Five students in health and social care got the highest possible grades, Emma Smith from Melton Mowbray and Megan Smith from Braunston-in-Rutland, Kayna Penrose-Toms from Stamford, Courtney Hems from Uppingham and Jasmine Owen from Stamford all got top distinctions triple-star.
Principal Carl Smith paid tribute to the hard work of students and staff and said that he was delighted to see that it had paid off.
“We’ve had fantastic results across the board and it’s great to see that so many of our students have bucked the national trend and are going to university,” he added.
The average point score for students at the college was 27.9 and, despite the national downturn in university applications, just as many Rutland students applied for university places this year with most getting onto their first-choice course.

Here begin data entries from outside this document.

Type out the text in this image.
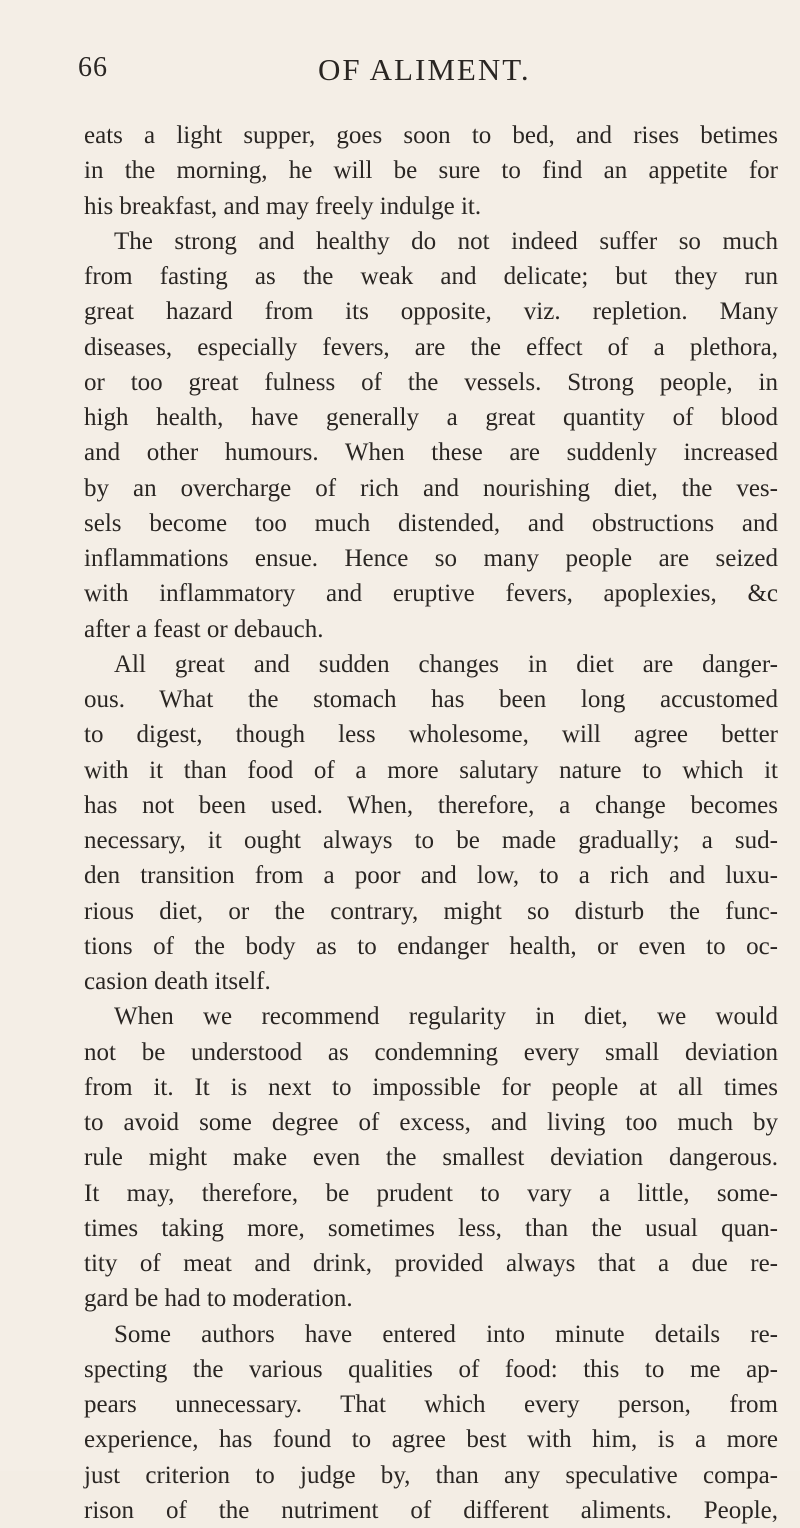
66	OF ALIMENT.
eats a light supper, goes soon to bed, and rises betimes
in the morning, he will be sure to find an appetite for
his breakfast, and may freely indulge it.
The strong and healthy do not indeed suffer so much
from fasting as the weak and delicate; but they run
great hazard from its opposite, viz. repletion. Many
diseases, especially fevers, are the effect of a plethora,
or too great fulness of the vessels. Strong people, in
high health, have generally a great quantity of blood
and other humours. When these are suddenly increased
by an overcharge of rich and nourishing diet, the ves-
sels become too much distended, and obstructions and
inflammations ensue. Hence so many people are seized
with inflammatory and eruptive fevers, apoplexies, &c
after a feast or debauch.
All great and sudden changes in diet are danger-
ous. What the stomach has been long accustomed
to digest, though less wholesome, will agree better
with it than food of a more salutary nature to which it
has not been used. When, therefore, a change becomes
necessary, it ought always to be made gradually; a sud-
den transition from a poor and low, to a rich and luxu-
rious diet, or the contrary, might so disturb the func-
tions of the body as to endanger health, or even to oc-
casion death itself.
When we recommend regularity in diet, we would
not be understood as condemning every small deviation
from it. It is next to impossible for people at all times
to avoid some degree of excess, and living too much by
rule might make even the smallest deviation dangerous.
It may, therefore, be prudent to vary a little, some-
times taking more, sometimes less, than the usual quan-
tity of meat and drink, provided always that a due re-
gard be had to moderation.
Some authors have entered into minute details re-
specting the various qualities of food: this to me ap-
pears unnecessary. That which every person, from
experience, has found to agree best with him, is a more
just criterion to judge by, than any speculative compa-
rison of the nutriment of different aliments. People,
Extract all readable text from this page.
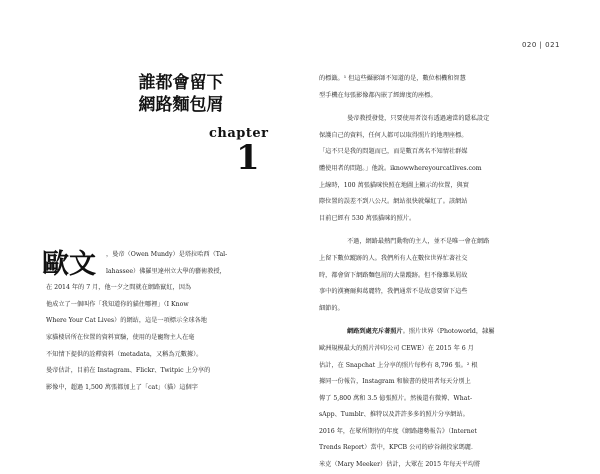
020 | 021
誰都會留下
網路麵包屑
chapter
1
歐文	，曼帝（Owen Mundy）是塔拉哈西（Tal-
lahassee）佛羅里達州立大學的藝術教授，
在 2014 年的 7 月，他一夕之間就在網路竄紅，因為
他成立了一個叫作「我知道你的貓住哪裡」（I Know
Where Your Cat Lives）的網站，這是一項標示全球各地
家貓棲居所在位置的資料實驗，使用的是寵物主人在毫
不知情下提供的詮釋資料（metadata，又稱為元數據）。
曼帝估計，目前在 Instagram、Flickr、Twitpic 上分享的
影像中，超過 1,500 萬張都加上了「cat」（貓）這個字
的標籤。¹ 但這些攝影師不知道的是，數位相機和智慧
型手機在每張影像都內嵌了經緯度的座標。
曼帝教授發覺，只要使用者沒有透過適當的隱私設定
保護自己的資料，任何人都可以取得照片的地理座標。
「這不只是我的問題而已，而是數百萬名不知情社群媒
體使用者的問題。」他說。iknowwhereyourcatlives.com
上線時，100 萬張貓咪快照在地圖上顯示的位置，與實
際位置的誤差不到八公尺。網站很快就爆紅了。該網站
目前已經有 530 萬張貓咪的照片。
不過，網路最熱門動物的主人，並不是唯一會在網路
上留下數位蹤跡的人。我們所有人在數位世界忙著社交
時，都會留下網路麵包屑的大量蹤跡。但不像難果屑故
事中的漢賽爾與葛麗特，我們通常不是故意要留下這些
細節的。
網路到處充斥著照片。照片世界（Photoworld，隸屬
歐洲規模最大的照片沖印公司 CEWE）在 2015 年 6 月
估計，在 Snapchat 上分享的照片每秒有 8,796 張。² 根
據同一份報告，Instagram 和臉書的使用者每天分別上
傳了 5,800 萬和 3.5 億張照片。然後還有微博、What-
sApp、Tumblr、推特以及許許多多的照片分享網站。
2016 年，在眾所期待的年度《網路趨勢報告》（Internet
Trends Report）當中，KPCB 公司的矽谷創投家瑪麗．
米克（Mary Meeker）估計，大眾在 2015 年每天平均將
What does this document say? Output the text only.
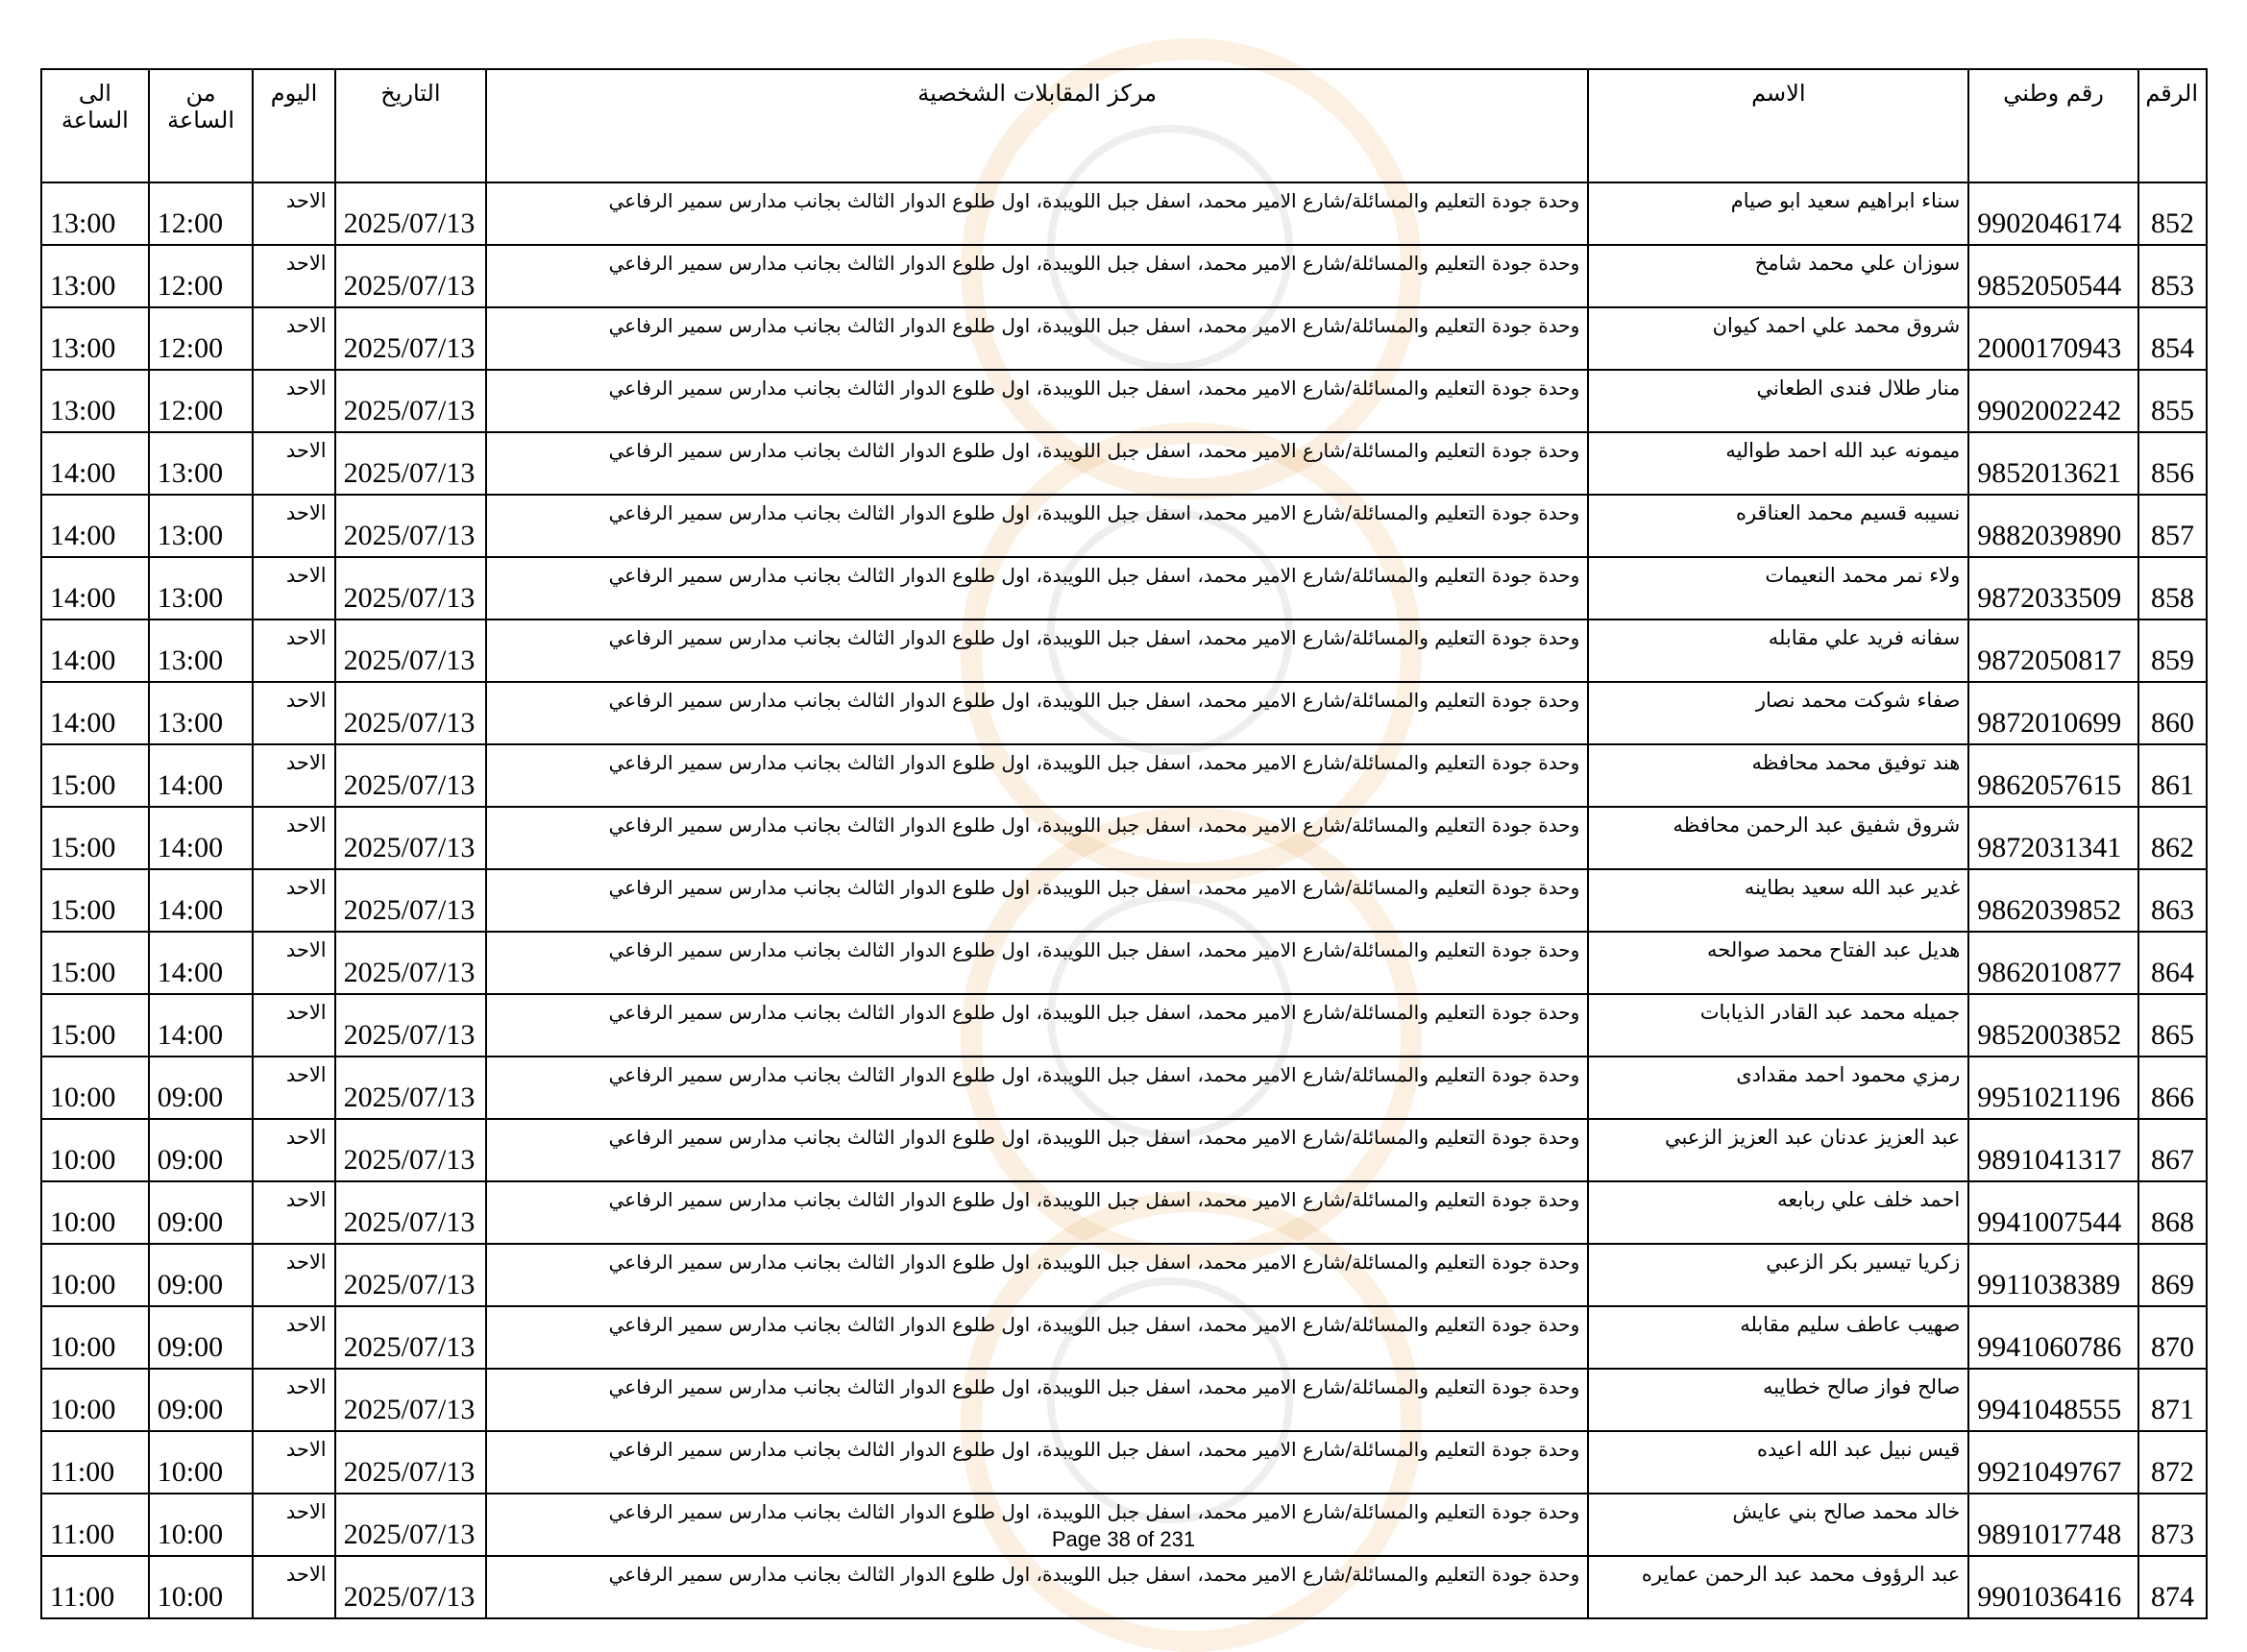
الرقم	رقم وطني	الاسم	مركز المقابلات الشخصية	التاريخ	اليوم	من الساعة	الى الساعة
852	9902046174	سناء ابراهيم سعيد ابو صيام	وحدة جودة التعليم والمسائلة/شارع الامير محمد، اسفل جبل اللويبدة، اول طلوع الدوار الثالث بجانب مدارس سمير الرفاعي	2025/07/13	الاحد	12:00	13:00
853	9852050544	سوزان علي محمد شامخ	وحدة جودة التعليم والمسائلة/شارع الامير محمد، اسفل جبل اللويبدة، اول طلوع الدوار الثالث بجانب مدارس سمير الرفاعي	2025/07/13	الاحد	12:00	13:00
854	2000170943	شروق محمد علي احمد كيوان	وحدة جودة التعليم والمسائلة/شارع الامير محمد، اسفل جبل اللويبدة، اول طلوع الدوار الثالث بجانب مدارس سمير الرفاعي	2025/07/13	الاحد	12:00	13:00
855	9902002242	منار طلال فندى الطعاني	وحدة جودة التعليم والمسائلة/شارع الامير محمد، اسفل جبل اللويبدة، اول طلوع الدوار الثالث بجانب مدارس سمير الرفاعي	2025/07/13	الاحد	12:00	13:00
856	9852013621	ميمونه عبد الله احمد طواليه	وحدة جودة التعليم والمسائلة/شارع الامير محمد، اسفل جبل اللويبدة، اول طلوع الدوار الثالث بجانب مدارس سمير الرفاعي	2025/07/13	الاحد	13:00	14:00
857	9882039890	نسيبه قسيم محمد العناقره	وحدة جودة التعليم والمسائلة/شارع الامير محمد، اسفل جبل اللويبدة، اول طلوع الدوار الثالث بجانب مدارس سمير الرفاعي	2025/07/13	الاحد	13:00	14:00
858	9872033509	ولاء نمر محمد النعيمات	وحدة جودة التعليم والمسائلة/شارع الامير محمد، اسفل جبل اللويبدة، اول طلوع الدوار الثالث بجانب مدارس سمير الرفاعي	2025/07/13	الاحد	13:00	14:00
859	9872050817	سفانه فريد علي مقابله	وحدة جودة التعليم والمسائلة/شارع الامير محمد، اسفل جبل اللويبدة، اول طلوع الدوار الثالث بجانب مدارس سمير الرفاعي	2025/07/13	الاحد	13:00	14:00
860	9872010699	صفاء شوكت محمد نصار	وحدة جودة التعليم والمسائلة/شارع الامير محمد، اسفل جبل اللويبدة، اول طلوع الدوار الثالث بجانب مدارس سمير الرفاعي	2025/07/13	الاحد	13:00	14:00
861	9862057615	هند توفيق محمد محافظه	وحدة جودة التعليم والمسائلة/شارع الامير محمد، اسفل جبل اللويبدة، اول طلوع الدوار الثالث بجانب مدارس سمير الرفاعي	2025/07/13	الاحد	14:00	15:00
862	9872031341	شروق شفيق عبد الرحمن محافظه	وحدة جودة التعليم والمسائلة/شارع الامير محمد، اسفل جبل اللويبدة، اول طلوع الدوار الثالث بجانب مدارس سمير الرفاعي	2025/07/13	الاحد	14:00	15:00
863	9862039852	غدير عبد الله سعيد بطاينه	وحدة جودة التعليم والمسائلة/شارع الامير محمد، اسفل جبل اللويبدة، اول طلوع الدوار الثالث بجانب مدارس سمير الرفاعي	2025/07/13	الاحد	14:00	15:00
864	9862010877	هديل عبد الفتاح محمد صوالحه	وحدة جودة التعليم والمسائلة/شارع الامير محمد، اسفل جبل اللويبدة، اول طلوع الدوار الثالث بجانب مدارس سمير الرفاعي	2025/07/13	الاحد	14:00	15:00
865	9852003852	جميله محمد عبد القادر الذيابات	وحدة جودة التعليم والمسائلة/شارع الامير محمد، اسفل جبل اللويبدة، اول طلوع الدوار الثالث بجانب مدارس سمير الرفاعي	2025/07/13	الاحد	14:00	15:00
866	9951021196	رمزي محمود احمد مقدادى	وحدة جودة التعليم والمسائلة/شارع الامير محمد، اسفل جبل اللويبدة، اول طلوع الدوار الثالث بجانب مدارس سمير الرفاعي	2025/07/13	الاحد	09:00	10:00
867	9891041317	عبد العزيز عدنان عبد العزيز الزعبي	وحدة جودة التعليم والمسائلة/شارع الامير محمد، اسفل جبل اللويبدة، اول طلوع الدوار الثالث بجانب مدارس سمير الرفاعي	2025/07/13	الاحد	09:00	10:00
868	9941007544	احمد خلف علي ربابعه	وحدة جودة التعليم والمسائلة/شارع الامير محمد، اسفل جبل اللويبدة، اول طلوع الدوار الثالث بجانب مدارس سمير الرفاعي	2025/07/13	الاحد	09:00	10:00
869	9911038389	زكريا تيسير بكر الزعبي	وحدة جودة التعليم والمسائلة/شارع الامير محمد، اسفل جبل اللويبدة، اول طلوع الدوار الثالث بجانب مدارس سمير الرفاعي	2025/07/13	الاحد	09:00	10:00
870	9941060786	صهيب عاطف سليم مقابله	وحدة جودة التعليم والمسائلة/شارع الامير محمد، اسفل جبل اللويبدة، اول طلوع الدوار الثالث بجانب مدارس سمير الرفاعي	2025/07/13	الاحد	09:00	10:00
871	9941048555	صالح فواز صالح خطايبه	وحدة جودة التعليم والمسائلة/شارع الامير محمد، اسفل جبل اللويبدة، اول طلوع الدوار الثالث بجانب مدارس سمير الرفاعي	2025/07/13	الاحد	09:00	10:00
872	9921049767	قيس نبيل عبد الله اعيده	وحدة جودة التعليم والمسائلة/شارع الامير محمد، اسفل جبل اللويبدة، اول طلوع الدوار الثالث بجانب مدارس سمير الرفاعي	2025/07/13	الاحد	10:00	11:00
873	9891017748	خالد محمد صالح بني عايش	وحدة جودة التعليم والمسائلة/شارع الامير محمد، اسفل جبل اللويبدة، اول طلوع الدوار الثالث بجانب مدارس سمير الرفاعي	2025/07/13	الاحد	10:00	11:00
874	9901036416	عبد الرؤوف محمد عبد الرحمن عمايره	وحدة جودة التعليم والمسائلة/شارع الامير محمد، اسفل جبل اللويبدة، اول طلوع الدوار الثالث بجانب مدارس سمير الرفاعي	2025/07/13	الاحد	10:00	11:00
Page 38 of 231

Mr Smith said that he was pleased that Rutland students were not being put off by the higher university fees, which have risen to £9,250 per year from September, but he added to the calls for a review of the system which now means many students face a debt of more than £50,000 by the time they graduate.
“We are in danger of returning to the bad old days when only students with rich parents went to university and if we do that we will be by-passed by countries like the USA, Japan and Germany who have far higher rates of participation in higher education,” he added.
“It’s simply not fair that young people are being priced out of university in this way and I think the whole tuition system has got to be reformed.”
Daniel said: “The increase in fees means you have to think hard about where you go next and don’t compromise.”
Ollie Humphrey, 18, from Stamford got B in history, B in economics and C in maths and is going to Sheffield Hallam to study History. He said: “The rise in tuition fees didn’t really put me off.
“I enjoy History and haven’t got a career plan. I’m going to see what happens.”